Week 2 on the Yellow Trail
BlogTrail maintenance is one of the many professions done that the general public seldom fully understands the value of. It is an integral part of good trail work that the hiker, biker, horseback rider, etc., does not typically notice the work done on the path in order to provide an enjoyable recreational experience. Sometimes, however, a trail may need a bit of extra help in order for it to be hikeable, so much help that that work done by conservationists becomes rather obvious to recreationists.
My first project with the Women’s Youth Crew of the Southeast Conservation Corps was located in the Chickamauga Battlefield national park. In the previous year a tornado made its way through the area, pulling a fair amount of trees out of the ground and flooding many areas around the park quite a lot. A previous Southeast Conservation Corps crew had worked on Yellow Trail in the previous year, installing bog bridges where flooding was particularly bad.
This was done in order to prevent hikers from straying from the normal path of the trail, as when the corridor -which is the width and height of the designated trail- flooded, hikers would trek around the wet ground, therefore widening the corridor and therefore creating more areas that would be easily flooded as plant life in those spots died.

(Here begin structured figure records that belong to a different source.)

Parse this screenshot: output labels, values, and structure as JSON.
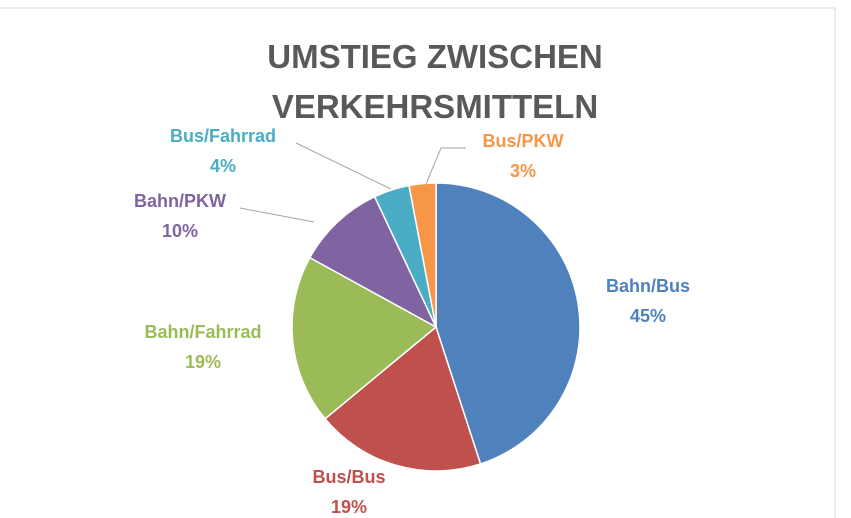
{
  "chart_data": {
    "type": "pie",
    "title": "UMSTIEG ZWISCHEN VERKEHRSMITTELN",
    "categories": [
      "Bahn/Bus",
      "Bus/Bus",
      "Bahn/Fahrrad",
      "Bahn/PKW",
      "Bus/Fahrrad",
      "Bus/PKW"
    ],
    "values": [
      45,
      19,
      19,
      10,
      4,
      3
    ],
    "value_labels": [
      "45%",
      "19%",
      "19%",
      "10%",
      "4%",
      "3%"
    ],
    "colors": [
      "#4f81bd",
      "#c0504d",
      "#9bbb59",
      "#8064a2",
      "#4bacc6",
      "#f79646"
    ]
  }
}
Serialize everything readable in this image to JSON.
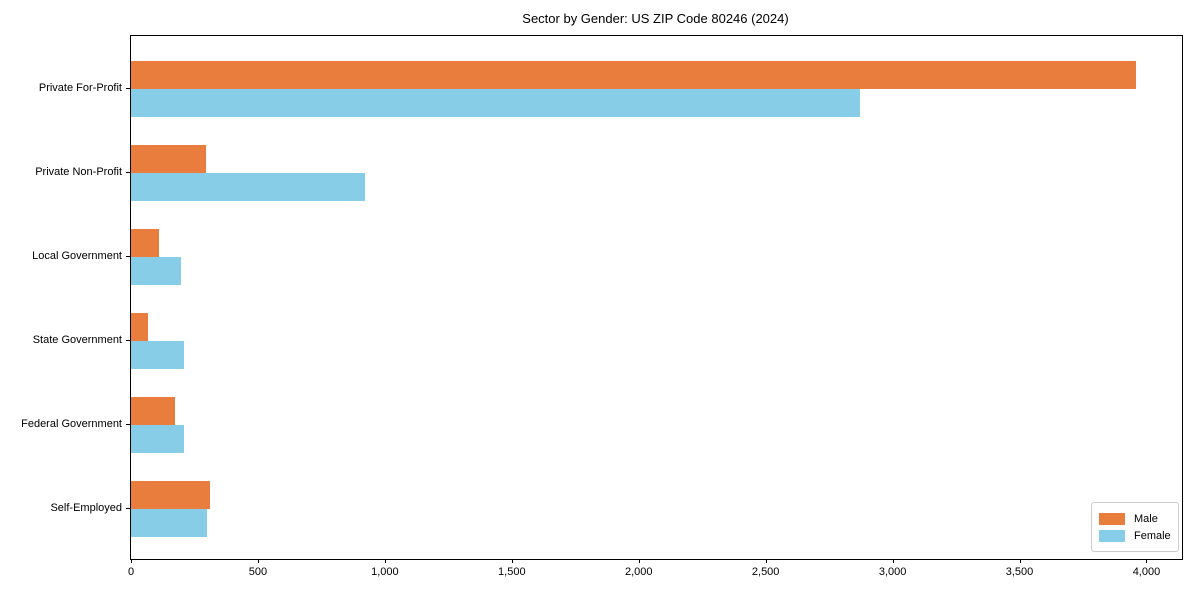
{
  "title": "Sector by Gender: US ZIP Code 80246 (2024)",
  "chart_data": {
    "type": "bar",
    "orientation": "horizontal",
    "title": "Sector by Gender: US ZIP Code 80246 (2024)",
    "categories": [
      "Private For-Profit",
      "Private Non-Profit",
      "Local Government",
      "State Government",
      "Federal Government",
      "Self-Employed"
    ],
    "series": [
      {
        "name": "Male",
        "color": "#e87d3e",
        "values": [
          3960,
          295,
          110,
          65,
          175,
          310
        ]
      },
      {
        "name": "Female",
        "color": "#87cde8",
        "values": [
          2870,
          920,
          195,
          210,
          210,
          300
        ]
      }
    ],
    "xlabel": "",
    "ylabel": "",
    "xlim": [
      0,
      4140
    ],
    "x_ticks": [
      0,
      500,
      1000,
      1500,
      2000,
      2500,
      3000,
      3500,
      4000
    ],
    "x_tick_labels": [
      "0",
      "500",
      "1,000",
      "1,500",
      "2,000",
      "2,500",
      "3,000",
      "3,500",
      "4,000"
    ],
    "grid": false,
    "legend_position": "lower right",
    "colors": {
      "frame": "#000000",
      "text": "#000000",
      "legend_border": "#cccccc",
      "background": "#ffffff"
    }
  }
}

But because of the tornado in the previous year, Yellow Trail flooded an amount that was unprecedented for that particular area. This flooding was so extensive that it pulled the rebarred-down bog bridges from the wet ground. The segmented parts of the bridge floated overtop of each other and some completely off of the trail.
This is what our Women’s Youth Crew was sent in to fix. We hiked down the path with a plethora of tools in hand in order to assess the damage to the trail with our park manager, Donny. The trail was pretty much unpassable without climbing over the flipped and layered bridges. It was obvious that the people who attempted to cross the trail anyways had already carved out the edges of the trail by passing around the bridges rather than climbing. With a little bit of instruction, we set down our tools and within the next day started to work.

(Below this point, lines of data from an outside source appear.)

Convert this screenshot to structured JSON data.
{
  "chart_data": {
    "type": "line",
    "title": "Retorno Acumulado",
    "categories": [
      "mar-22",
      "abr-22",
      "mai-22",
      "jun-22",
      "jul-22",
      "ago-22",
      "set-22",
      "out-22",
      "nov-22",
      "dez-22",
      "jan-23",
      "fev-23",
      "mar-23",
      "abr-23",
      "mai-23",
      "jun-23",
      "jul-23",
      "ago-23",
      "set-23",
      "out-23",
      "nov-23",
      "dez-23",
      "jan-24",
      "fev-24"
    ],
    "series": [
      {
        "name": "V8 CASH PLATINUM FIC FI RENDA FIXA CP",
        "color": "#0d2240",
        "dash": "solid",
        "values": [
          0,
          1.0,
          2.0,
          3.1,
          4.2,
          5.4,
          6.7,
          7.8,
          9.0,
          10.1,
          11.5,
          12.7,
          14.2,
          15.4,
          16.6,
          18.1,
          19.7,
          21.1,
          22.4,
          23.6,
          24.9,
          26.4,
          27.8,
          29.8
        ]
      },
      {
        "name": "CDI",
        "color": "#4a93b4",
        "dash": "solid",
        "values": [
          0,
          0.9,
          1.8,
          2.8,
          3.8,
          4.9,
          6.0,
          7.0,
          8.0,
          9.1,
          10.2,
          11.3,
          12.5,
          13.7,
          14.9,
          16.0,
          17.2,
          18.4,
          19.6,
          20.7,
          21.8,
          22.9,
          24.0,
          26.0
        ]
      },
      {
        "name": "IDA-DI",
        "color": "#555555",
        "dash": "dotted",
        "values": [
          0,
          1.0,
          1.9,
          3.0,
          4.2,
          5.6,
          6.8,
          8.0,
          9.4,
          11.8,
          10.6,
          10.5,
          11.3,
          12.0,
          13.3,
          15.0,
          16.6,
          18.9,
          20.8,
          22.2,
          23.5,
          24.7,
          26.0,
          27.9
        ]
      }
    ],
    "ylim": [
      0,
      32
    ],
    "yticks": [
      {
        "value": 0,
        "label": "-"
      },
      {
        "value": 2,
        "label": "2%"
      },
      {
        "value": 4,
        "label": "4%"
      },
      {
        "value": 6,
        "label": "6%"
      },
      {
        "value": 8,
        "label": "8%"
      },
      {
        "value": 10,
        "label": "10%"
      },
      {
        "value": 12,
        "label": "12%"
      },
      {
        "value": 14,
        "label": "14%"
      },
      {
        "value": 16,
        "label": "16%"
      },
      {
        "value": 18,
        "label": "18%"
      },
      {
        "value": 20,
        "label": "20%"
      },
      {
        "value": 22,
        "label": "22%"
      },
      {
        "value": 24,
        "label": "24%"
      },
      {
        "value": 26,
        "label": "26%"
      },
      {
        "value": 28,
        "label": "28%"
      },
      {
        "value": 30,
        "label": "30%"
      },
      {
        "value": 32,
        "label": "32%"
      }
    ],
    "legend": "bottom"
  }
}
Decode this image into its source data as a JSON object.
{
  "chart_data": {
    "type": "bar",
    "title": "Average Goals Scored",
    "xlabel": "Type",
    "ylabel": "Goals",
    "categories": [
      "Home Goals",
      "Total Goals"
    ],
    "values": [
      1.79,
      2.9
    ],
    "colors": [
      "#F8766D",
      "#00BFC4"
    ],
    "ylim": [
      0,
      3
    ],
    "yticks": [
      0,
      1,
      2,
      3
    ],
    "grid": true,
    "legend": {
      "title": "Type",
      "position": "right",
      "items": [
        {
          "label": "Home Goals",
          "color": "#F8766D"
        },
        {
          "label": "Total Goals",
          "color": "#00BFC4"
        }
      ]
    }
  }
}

Our first task was to move the bog bridge segments out of our path, in order to get a good look and angle on the holes where the bridge had sat before. We pushed them out of the way with rock bars and trimmed down the corridor in order to make room for our work space. Once we could see the holes the bridge sat in we began to measure the sills that propped the slats on the top of the bridge up and dug out our holes to fit that measurement.
Next, with a little bit of trial and error, we decided to pull the bridge apart and set the segments in one at a time. Trial and error took up most of our time, testing and retesting the holes we dug in order to make sure we had the perfect height and angle for the bridge to go in at.
Once we had the sills in, we reinstalled the slat boards on top and put in crush, ground gravel, around the extra space in the holes we dug. We then rebarred in the bridge segments, this time at an angle in order to prevent a repeat of their previous upheaval.
In all, this fix took close to two weeks of Monday through Friday non-stop work, pretty much all of it done by hand. The final result was very rewarding, not only to look at but to be able to walk, run, and jump over.
This project was a bit of a unique experience in the realm of trail work, because we were able to actually look upon our final product and know that the people that used this bridge would be able to see and appreciate it too. The bridge fit together like a jigsaw puzzle that had one last piece missing from the middle and I feel safe in saying that the last piece always feels the best to put down.
There is no guarantee that a freak flood like what happened last year will not rush through that area again, but I do feel safe in saying that the areas of the bridge we worked on will be significantly more likely to withstand that flooding much longer than it had previously been able to.
Our bridge is a mark of success, not just by my Women’s Youth Crew, but by the previous adult crew that had worked on it the year before. It is a massive piece of proof not only that SECC had been there, but that they had significantly improved the trail from where it had been before we’d come along.